How One Travel Site Recovered from Panda
"Cloaking" isn't an issue that often crops up on marketing blogs these days, and few SEO professionals will still try to display content to Google that isn't easily visible to users. But showing content to users that search engines can't see is sometimes necessary to escape Panda's clutches.
A travel site my agency had been working with for years had experienced a big loss in search traffic and visibility due to a Panda update. The site would collate holidays from other travel operators' sites, which inevitably meant that large portions of the descriptions could be found elsewhere.
Consisting of itineraries and general resort information provided by the holiday operators, nobody would suggest that this content belonged to the site to begin with – but nobody could argue that this content wasn't useful for people looking to book a holiday through the website. Rewriting the descriptions would take months, or even years, and with Panda strangling the traffic there probably wouldn't be years to work on this.
To combat the problem the stolen content was placed in iframes so visitors could still read it; set about adding more original content to the pages; and after a few months the site did recover.
The same tactic could be employed across voucher and car classifieds sites, and in a recent Webmaster video Matt Cutts said that content that is not necessarily visible to search engines is not necessarily bad; but the issue we often face in those industries is that all the content can be found elsewhere. If we put that in iframes and add more content, such as buying guides and general information, then Google is going to think our site is intended to do something completely different to what it actually does.
Should You Still Worry About Google Panda?
Google's softening the Panda algorithm is at odds with (or perhaps as a result of) content becoming an integral part of most SEO strategies.
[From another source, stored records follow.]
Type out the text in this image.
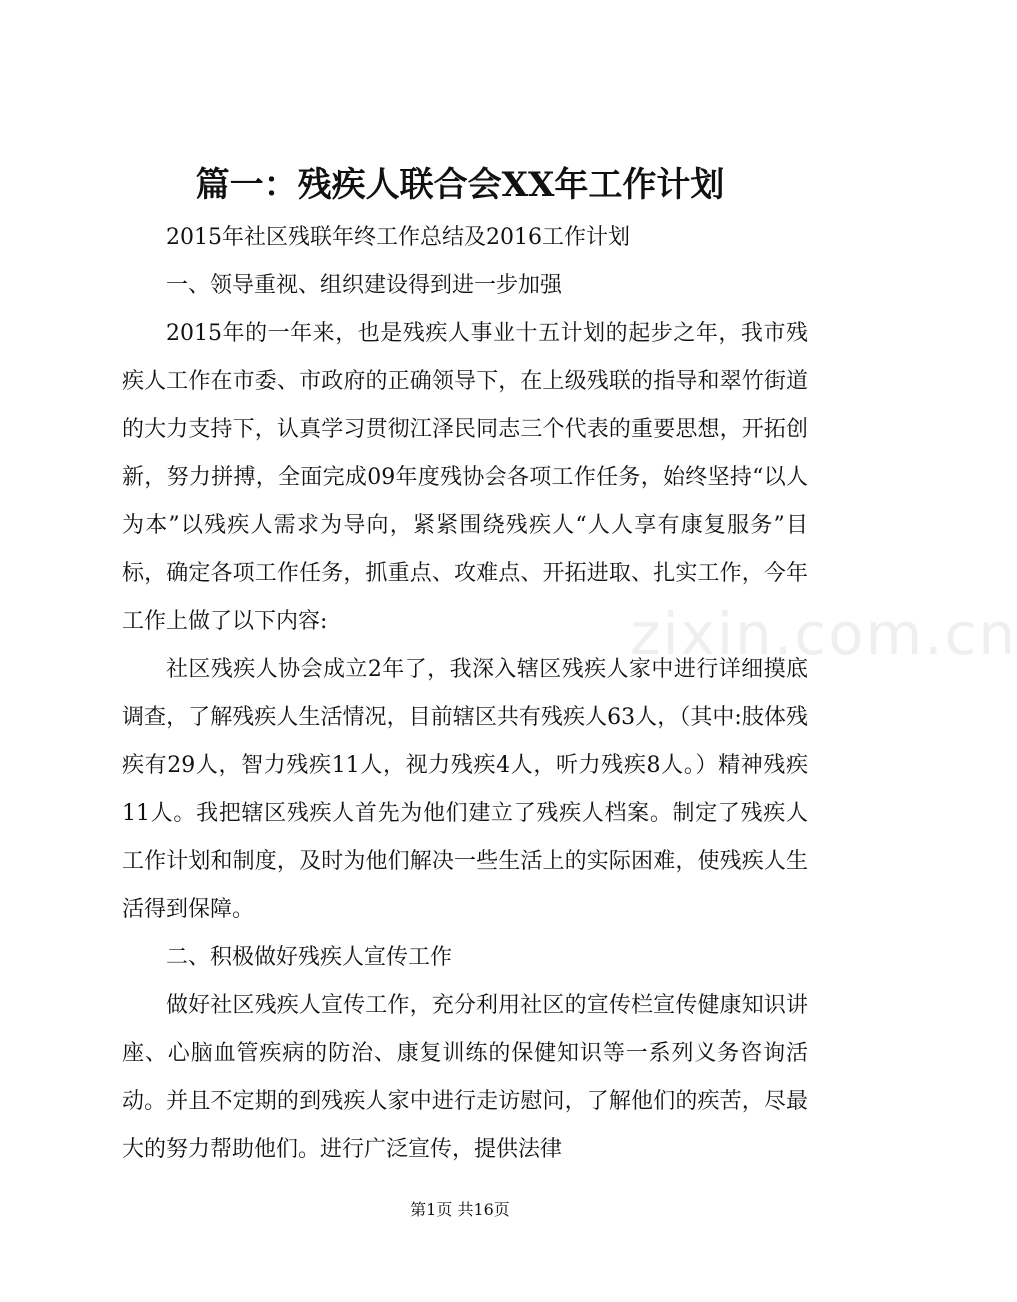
zixin.com.cn
篇一：残疾人联合会XX年工作计划

2015年社区残联年终工作总结及2016工作计划

一、领导重视、组织建设得到进一步加强

2015年的一年来，也是残疾人事业十五计划的起步之年，我市残疾人工作在市委、市政府的正确领导下，在上级残联的指导和翠竹街道的大力支持下，认真学习贯彻江泽民同志三个代表的重要思想，开拓创新，努力拼搏，全面完成09年度残协会各项工作任务，始终坚持“以人为本”以残疾人需求为导向，紧紧围绕残疾人“人人享有康复服务”目标，确定各项工作任务，抓重点、攻难点、开拓进取、扎实工作，今年工作上做了以下内容:

社区残疾人协会成立2年了，我深入辖区残疾人家中进行详细摸底调查，了解残疾人生活情况，目前辖区共有残疾人63人，（其中:肢体残疾有29人，智力残疾11人，视力残疾4人，听力残疾8人。）精神残疾11人。我把辖区残疾人首先为他们建立了残疾人档案。制定了残疾人工作计划和制度，及时为他们解决一些生活上的实际困难，使残疾人生活得到保障。

二、积极做好残疾人宣传工作

做好社区残疾人宣传工作，充分利用社区的宣传栏宣传健康知识讲座、心脑血管疾病的防治、康复训练的保健知识等一系列义务咨询活动。并且不定期的到残疾人家中进行走访慰问，了解他们的疾苦，尽最大的努力帮助他们。进行广泛宣传，提供法律

第1页 共16页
As Panda changes, so do the tactics we employ to beat it, and we need to start thinking about content differently when it comes to commercial landing pages.
You can employ a content marketing agency or become a content marketer yourself, and unless you look subjectively you'll end up with a blog full of awesome frickin' content and your business won't sell itself effectively on the pages that you need people to land on and convert. The last thing you want is a blog post that convinces a visitor to buy your product – and a product page that convinces them to buy it from someone else.
Take a look at your landing pages and start asking the tough questions.
- Is Your Content Only There for Google? Again, we're not talking about cloaking. Users can see it, but they also won't read it. Your "150 words of unique copy" might as well be white font on white background. If the intention of your landing page is to sell your product then you need to write copy that will do that for you; your content should be your sales assistant.
- Does Your Content Answer All the Questions? Find out what people are searching for – if you think people are looking for your product when they're asking a question, you need to make sure your content answers it effectively. Not many people enter "where do I buy this from?" or "should I buy this product?" into Google, and yet those are the questions SEO professionals instinctively answer in the copy: "we sell this" and "you should definitely buy it".
People are asking "why should I buy this instead of that?" and "what's in it for me?" If your content can't answer those questions, then you should link to someone who can.
Gone are the days when you needed to hoard your link equity. If your content doesn't answer those questions, Google will know because people will probably go back and search again.